Wife Klem and I enjoy our weekly routine of Friday Night Movie Night. Put the kids to bed, pour a glass of beer or hooch, a bowl of snacks and watch a film. We recently watched Seeking a Friend For the End of the World (2012) starring Steve Carrell. A fun movie about the world coming to an end by means of a huge asteroid on a collision course with earth. Got us thinking, what would we do?

So you have two weeks notice about THE asteroid. It is irrefutably going to crush us. What do we do? For me, it comes down to three stages of action: immediate, preparation, then the waiting.

[Stage 1] Immediate:
Immediately upon hearing the asteroid news, I would go to the bank and max out our ATM cards. Cash, I figure, could be crucial because some merchants may refuse credit cards under these circumstances where humanity would be gone by the time the bill came due. Next stop, the grocery store because I don’t know if this supply line (i.e., food) would be available all the way up until the asteroid collision. Wouldn’t want to come to an unsightly end due to neglect while the asteroid is still en route. And besides, if it can be arranged, you might as well enjoy some degree of comfort in these final days plying oneself with grub. Final major acquisition stop would be Walmart to stock up on a few additional key ingredients. A quick summation:

·       Bank - max out ATM cards
·       Fuel for cars - would be crummy if we had someplace to go, or family to see, but no fuel
·       Grocery store - grub (preferably stuff that can be eaten right out of the can or with little preparation just in case the electricity or gas were not available), water, fruit, meats (hot dogs and lunch meat – these things will last two weeks)
·       Walmart - batteries, walkie-talkies (would want ability to remain in contact with my people), flashlights, solar battery chargers (in case electricity and batteries become unavailable)
·       Propane tank refill (a few final barbecue outtings)

Drop off supplies at home then go back out for a second round amidst the rising chaos. Endure it now while there’s still a chance to acquire necessities . . . or bonus items such as frozen turkeys, pies, and video games.

[Stage 2] Preparation:
Once the immediate action is accomplished to the best of our abilities it’d be time to make a checklist and assess what other preparation is needed to make the final two weeks safe, secure, and enjoyable.

·       Fill a few tubs full of water. You don’t know how long water would be available, so this would be our emergency supply.
·       Water purification kit – get one from Walmart or a Sporting Goods shop?
·       Rechargeable batteries in use throughout the house – charge them full while electricity remains available.

[Stage 3] The Waiting:
What to do with oneself once safety and preparation are accomplished? First, a few things that I would NOT do, possibly ever again. Yard maintenance – mowing or watering of the lawn, raking leaves, honing the sprinkler system to maximum efficiency, and trim bushes. I wouldn’t pay any bills (or at least make only the minimum payment - you know, what if the asteroid misses us, wouldn’t want to have to contend with an overdue penalty), and I wouldn’t go to work. I wouldn’t quit, I’d just put in for two week’s vacation. Again, no need to quit, what if the asteroid misses and I need to return to gainful employment?

The bulk of the final two weeks, once stage I and stage II are secured, would be spent as if it were Thanksgiving. Big meals with family and friends (see turkeys above – turkey reference is to the food, not family members and friends). I’d intend to close this thing out by socially gorging on people I know and love. Phone calls and e-mails to those folks I couldn’t reach, provided these lines of communication remain operable. Reminisce on past joys.

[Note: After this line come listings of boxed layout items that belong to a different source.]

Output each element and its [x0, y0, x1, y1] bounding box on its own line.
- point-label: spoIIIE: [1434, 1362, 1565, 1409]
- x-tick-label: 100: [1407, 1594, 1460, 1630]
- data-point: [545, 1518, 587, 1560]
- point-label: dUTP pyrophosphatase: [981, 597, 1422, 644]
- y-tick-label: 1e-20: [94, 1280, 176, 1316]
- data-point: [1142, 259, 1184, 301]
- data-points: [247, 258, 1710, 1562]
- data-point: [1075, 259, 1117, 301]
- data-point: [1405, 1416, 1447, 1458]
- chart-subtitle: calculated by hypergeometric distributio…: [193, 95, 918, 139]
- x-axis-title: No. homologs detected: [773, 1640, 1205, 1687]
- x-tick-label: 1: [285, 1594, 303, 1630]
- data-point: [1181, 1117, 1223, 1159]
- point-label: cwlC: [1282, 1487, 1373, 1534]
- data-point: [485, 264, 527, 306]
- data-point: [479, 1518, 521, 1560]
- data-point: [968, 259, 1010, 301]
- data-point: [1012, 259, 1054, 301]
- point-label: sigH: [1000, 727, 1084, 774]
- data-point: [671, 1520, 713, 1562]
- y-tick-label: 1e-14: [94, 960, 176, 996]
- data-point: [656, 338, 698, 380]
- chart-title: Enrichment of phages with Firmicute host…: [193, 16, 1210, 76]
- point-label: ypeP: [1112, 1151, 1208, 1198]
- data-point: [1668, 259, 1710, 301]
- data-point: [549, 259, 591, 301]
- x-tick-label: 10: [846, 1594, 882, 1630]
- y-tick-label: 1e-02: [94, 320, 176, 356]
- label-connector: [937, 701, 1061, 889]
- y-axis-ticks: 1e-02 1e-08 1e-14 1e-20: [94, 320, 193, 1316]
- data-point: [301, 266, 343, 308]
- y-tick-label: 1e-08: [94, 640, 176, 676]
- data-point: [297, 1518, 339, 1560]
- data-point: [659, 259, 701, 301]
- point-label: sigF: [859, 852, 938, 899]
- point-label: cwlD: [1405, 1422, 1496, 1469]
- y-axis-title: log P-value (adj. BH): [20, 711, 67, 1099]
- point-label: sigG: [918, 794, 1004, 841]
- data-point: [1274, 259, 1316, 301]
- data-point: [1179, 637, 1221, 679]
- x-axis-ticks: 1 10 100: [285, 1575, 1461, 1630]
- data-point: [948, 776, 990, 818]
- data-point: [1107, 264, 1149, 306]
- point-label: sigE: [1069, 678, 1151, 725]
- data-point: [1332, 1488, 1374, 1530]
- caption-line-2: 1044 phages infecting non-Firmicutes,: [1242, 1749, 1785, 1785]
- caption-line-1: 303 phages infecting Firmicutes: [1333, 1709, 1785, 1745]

Also, with things coming to an end, no need to save good food, beers, or assorted spirits for special occasions. After all, we’d be in a situation where there would likely be no more occasions at all. This is it! Candy bars, ice cream, hot chocolate, beef jerkey, and ‘sugar’ cereals. It’s time to zero it all out. Empty the cupboards of the good stuff right down the gullet.

Please let me know what I missed. Would be nice to know in advance so that I may update the checklists.